You will hear people say: “…it’s all because of the unions…” and “…nobody wants to work anymore…” a million times everywhere you go. Headlines:
- B777 jet engine explodes on takeoff, grounding flight to Japan. Vehicles below pelted with engine debris. Feds gagged news video immediately.
- Reliance Industries files for bankruptcy after Dioxin spill; taxpayers foot bill for toxic cleanup.
- Elliot Lake Mall collapses: 3 dead, amid debates to avoid costly building maintenance.
- Emergency Ward chief physician sends injured machinist back to work same day: lambastes ‘union slackers’ and workmen’s compensation boards; saying “you can answer the phone – you can do paperwork – you can empty the trash cans…” while snapping his fingers.
- Logistics driver stops for coffee while fighting to stay awake at wheel; boss GPS’s him and fires him.
- Romney lectures select group on ‘givers and takers’ saying half the country ‘doesn’t pay taxes.’
- Conservative think-tank urges feds to raise pension age to 67, criminalizing seasonal workers, telling fishermen and farmers that ‘there’s always work out there; Donut shops and McDonalds for example’.
- Railway boss of Megantic disaster visits townspeople: reassuring them of employee error and firing of train engineer. Headlines of the era:
- Ranstad worker fired for missing work to be with his hospitalized 3-year old child; call-center agent then fired for defending worker. Child died afterwards then father took his own life.
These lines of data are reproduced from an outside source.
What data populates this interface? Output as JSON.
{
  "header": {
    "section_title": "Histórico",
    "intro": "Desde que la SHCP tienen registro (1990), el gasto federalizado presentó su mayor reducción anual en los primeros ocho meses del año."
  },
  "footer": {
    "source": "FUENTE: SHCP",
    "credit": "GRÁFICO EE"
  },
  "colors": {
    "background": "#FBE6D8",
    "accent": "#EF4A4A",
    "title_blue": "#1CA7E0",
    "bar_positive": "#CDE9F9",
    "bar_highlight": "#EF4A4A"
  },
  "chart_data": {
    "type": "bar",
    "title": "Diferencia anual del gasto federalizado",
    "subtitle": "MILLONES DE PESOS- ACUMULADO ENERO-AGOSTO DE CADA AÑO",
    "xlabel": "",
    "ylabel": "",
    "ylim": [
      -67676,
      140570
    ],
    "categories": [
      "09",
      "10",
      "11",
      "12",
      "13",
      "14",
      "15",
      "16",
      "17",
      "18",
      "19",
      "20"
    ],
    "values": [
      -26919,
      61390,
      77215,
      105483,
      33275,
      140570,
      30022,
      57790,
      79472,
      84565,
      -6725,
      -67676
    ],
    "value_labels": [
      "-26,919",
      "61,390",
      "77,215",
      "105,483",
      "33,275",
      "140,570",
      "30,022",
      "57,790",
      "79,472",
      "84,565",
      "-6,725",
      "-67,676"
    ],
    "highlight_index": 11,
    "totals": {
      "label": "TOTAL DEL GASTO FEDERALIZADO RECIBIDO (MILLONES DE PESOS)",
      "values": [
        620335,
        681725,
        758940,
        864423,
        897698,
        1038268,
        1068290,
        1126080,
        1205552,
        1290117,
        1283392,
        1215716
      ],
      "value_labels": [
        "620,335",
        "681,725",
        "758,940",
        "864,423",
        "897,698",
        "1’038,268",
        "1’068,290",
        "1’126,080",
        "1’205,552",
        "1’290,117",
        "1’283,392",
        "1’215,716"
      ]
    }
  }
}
- Siemens abandons 1.3 billion-dollar venture after three-fourths completed; city stuck with unsalable plant and 5-year tax holiday.
- Underemployed man and family evicted from shelter trailer on his property after his home burns down: neighbors fear property values might fall; shouting “riff-raff not welcome.”
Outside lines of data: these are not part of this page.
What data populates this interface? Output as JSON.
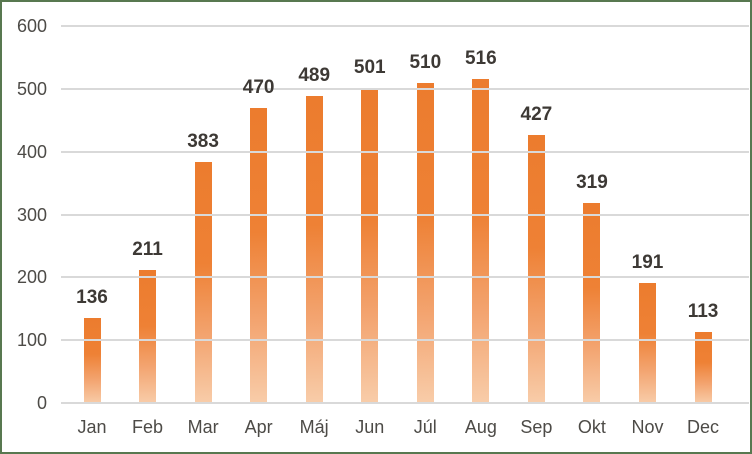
{
  "chart_data": {
    "type": "bar",
    "categories": [
      "Jan",
      "Feb",
      "Mar",
      "Apr",
      "Máj",
      "Jun",
      "Júl",
      "Aug",
      "Sep",
      "Okt",
      "Nov",
      "Dec"
    ],
    "values": [
      136,
      211,
      383,
      470,
      489,
      501,
      510,
      516,
      427,
      319,
      191,
      113
    ],
    "yticks": [
      0,
      100,
      200,
      300,
      400,
      500,
      600
    ],
    "ylim": [
      0,
      600
    ],
    "grid": true,
    "gridlines_over_bars": true,
    "legend": false,
    "data_labels_shown": true,
    "colors": {
      "bar_top": "#ec7c2e",
      "bar_bottom": "#f8cdaa",
      "gridline": "#d9d9d9",
      "value_label": "#3d3935",
      "axis_label": "#4d4b47",
      "frame_border": "#587850",
      "background": "#ffffff"
    }
  }
}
- Machine shop set ablaze after harassed disgruntled worker entered at night and doused gasoline; found dead by firefighters after fire caught up with him. Shop, closed for investigation, loses contract with customer; 60 employees now jobless.
- Textile mill burns in Bangladesh: child laborers perish behind doors locked to prevent theft. Security guards open gunfire on escaping workers.
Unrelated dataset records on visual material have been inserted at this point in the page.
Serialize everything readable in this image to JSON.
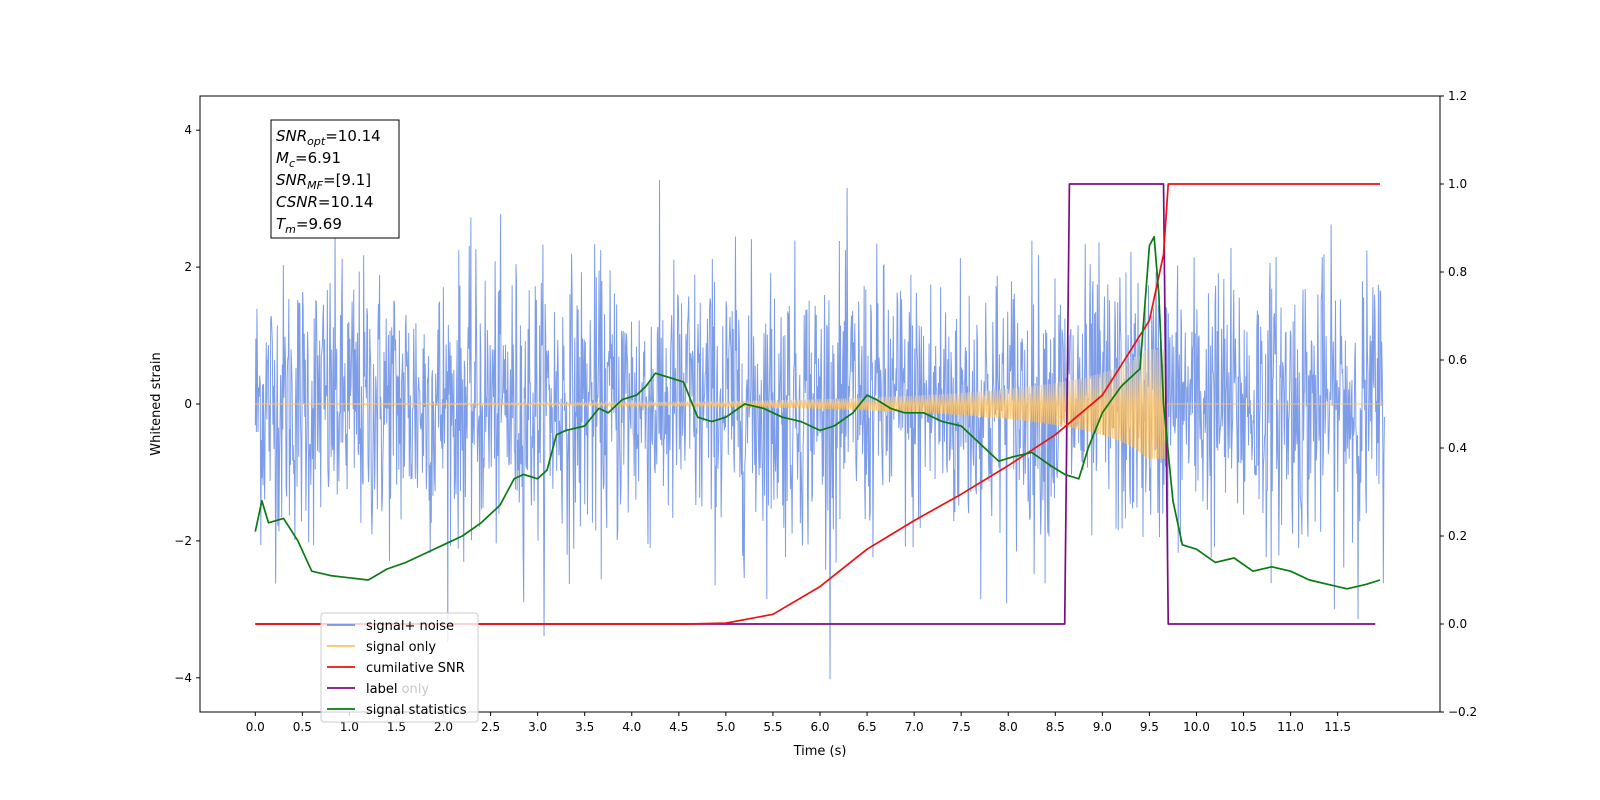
{
  "chart_data": {
    "type": "line",
    "xlabel": "Time (s)",
    "ylabel": "Whitened strain",
    "xlim": [
      -0.5875,
      12.5875
    ],
    "ylim": [
      -4.5,
      4.5
    ],
    "y2lim": [
      -0.2,
      1.2
    ],
    "x_ticks": [
      "0.0",
      "0.5",
      "1.0",
      "1.5",
      "2.0",
      "2.5",
      "3.0",
      "3.5",
      "4.0",
      "4.5",
      "5.0",
      "5.5",
      "6.0",
      "6.5",
      "7.0",
      "7.5",
      "8.0",
      "8.5",
      "9.0",
      "9.5",
      "10.0",
      "10.5",
      "11.0",
      "11.5"
    ],
    "y_ticks": [
      "−4",
      "−2",
      "0",
      "2",
      "4"
    ],
    "y2_ticks": [
      "−0.2",
      "0.0",
      "0.2",
      "0.4",
      "0.6",
      "0.8",
      "1.0",
      "1.2"
    ],
    "annotation": {
      "lines": [
        {
          "sym": "SNR",
          "sub": "opt",
          "rest": "=10.14"
        },
        {
          "sym": "M",
          "sub": "c",
          "rest": "=6.91"
        },
        {
          "sym": "SNR",
          "sub": "MF",
          "rest": "=[9.1]"
        },
        {
          "sym": "CSNR",
          "sub": "",
          "rest": "=10.14"
        },
        {
          "sym": "T",
          "sub": "m",
          "rest": "=9.69"
        }
      ]
    },
    "legend": {
      "placement": "lower-left",
      "entries": [
        {
          "label": "signal+ noise",
          "color": "#7092e6"
        },
        {
          "label": "signal only",
          "color": "#fcc46c"
        },
        {
          "label": "cumilative SNR",
          "color": "#ee1111"
        },
        {
          "label": "label",
          "color": "#7a0d83"
        },
        {
          "label": "signal statistics",
          "color": "#0b7a13"
        }
      ]
    },
    "hidden_label": "label only",
    "series": [
      {
        "name": "signal+ noise",
        "axis": "left",
        "color": "#7092e6",
        "sigma": 1.0,
        "t_start": 0.0,
        "t_end": 12.0
      },
      {
        "name": "signal only",
        "axis": "left",
        "color": "#fcc46c",
        "peak_time": 9.65,
        "peak_amp": 0.8
      },
      {
        "name": "cumilative SNR",
        "axis": "right",
        "color": "#ee1111",
        "x": [
          0.0,
          4.6,
          5.0,
          5.5,
          6.0,
          6.5,
          7.0,
          7.5,
          8.0,
          8.5,
          9.0,
          9.5,
          9.65,
          9.7,
          11.95
        ],
        "y": [
          0.0,
          0.0,
          0.002,
          0.022,
          0.085,
          0.17,
          0.235,
          0.295,
          0.36,
          0.43,
          0.52,
          0.69,
          0.84,
          1.0,
          1.0
        ]
      },
      {
        "name": "label",
        "axis": "right",
        "color": "#7a0d83",
        "x": [
          0.0,
          8.6,
          8.65,
          9.65,
          9.7,
          11.9
        ],
        "y": [
          0.0,
          0.0,
          1.0,
          1.0,
          0.0,
          0.0
        ]
      },
      {
        "name": "signal statistics",
        "axis": "right",
        "color": "#0b7a13",
        "x": [
          0.0,
          0.07,
          0.14,
          0.3,
          0.45,
          0.6,
          0.8,
          1.0,
          1.2,
          1.4,
          1.6,
          1.8,
          2.0,
          2.2,
          2.4,
          2.6,
          2.75,
          2.85,
          3.0,
          3.1,
          3.2,
          3.3,
          3.5,
          3.65,
          3.75,
          3.9,
          4.05,
          4.15,
          4.25,
          4.4,
          4.55,
          4.7,
          4.85,
          5.0,
          5.2,
          5.4,
          5.6,
          5.8,
          6.0,
          6.15,
          6.35,
          6.5,
          6.6,
          6.75,
          6.9,
          7.1,
          7.3,
          7.5,
          7.7,
          7.9,
          8.05,
          8.25,
          8.45,
          8.6,
          8.75,
          8.85,
          9.0,
          9.2,
          9.4,
          9.5,
          9.55,
          9.6,
          9.65,
          9.75,
          9.85,
          10.0,
          10.2,
          10.4,
          10.6,
          10.8,
          11.0,
          11.2,
          11.4,
          11.6,
          11.8,
          11.95
        ],
        "y": [
          0.21,
          0.28,
          0.23,
          0.24,
          0.19,
          0.12,
          0.11,
          0.105,
          0.1,
          0.125,
          0.14,
          0.16,
          0.18,
          0.2,
          0.23,
          0.27,
          0.33,
          0.34,
          0.33,
          0.35,
          0.43,
          0.44,
          0.45,
          0.49,
          0.48,
          0.51,
          0.52,
          0.54,
          0.57,
          0.56,
          0.55,
          0.47,
          0.46,
          0.47,
          0.5,
          0.49,
          0.47,
          0.46,
          0.44,
          0.45,
          0.48,
          0.52,
          0.51,
          0.49,
          0.48,
          0.48,
          0.46,
          0.45,
          0.41,
          0.37,
          0.38,
          0.39,
          0.36,
          0.34,
          0.33,
          0.4,
          0.48,
          0.54,
          0.58,
          0.86,
          0.88,
          0.75,
          0.5,
          0.28,
          0.18,
          0.17,
          0.14,
          0.15,
          0.12,
          0.13,
          0.12,
          0.1,
          0.09,
          0.08,
          0.09,
          0.1
        ]
      }
    ]
  }
}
- A group of Walmart store employees discuss forming a union: head office responds by closing store. Employees endure boos and threats from colleagues.
- Landmark hotel shuts down after employees vote for increase from minimum wage. The landmark was then demolished.
- Sears files for Chapter 11: 150,000 jobs gone, top brass get $25M, fund managers collect hefty commissions.
- City transit shop employee opens fire, killing 6 colleagues and takes own life. Coroners cited a toxic workplace, bullying, and jeering him about his stutter, depression, and financial woes.
- Outsourced lift truck worker crushed to death on 3rd day of work, lack of training blamed.
- Man dozed off at wheel, incinerated in vehicle ‘worked two full-time jobs’ to make ends meet, -says widow.
In 2012, the War on the Worker was in full open season. Monetization, anti-union, anti-labor, and neoliberal agendas were not only public policy but de rigueur in popular perception. Someone who had fallen on hard times would be publicly admonished by their neighbors as a ‘slacker’ for not having had 50 new job offers the same day and was, therefore, stealing their hard-earned inheritance. If you want to compete with the third world, you must become the third world.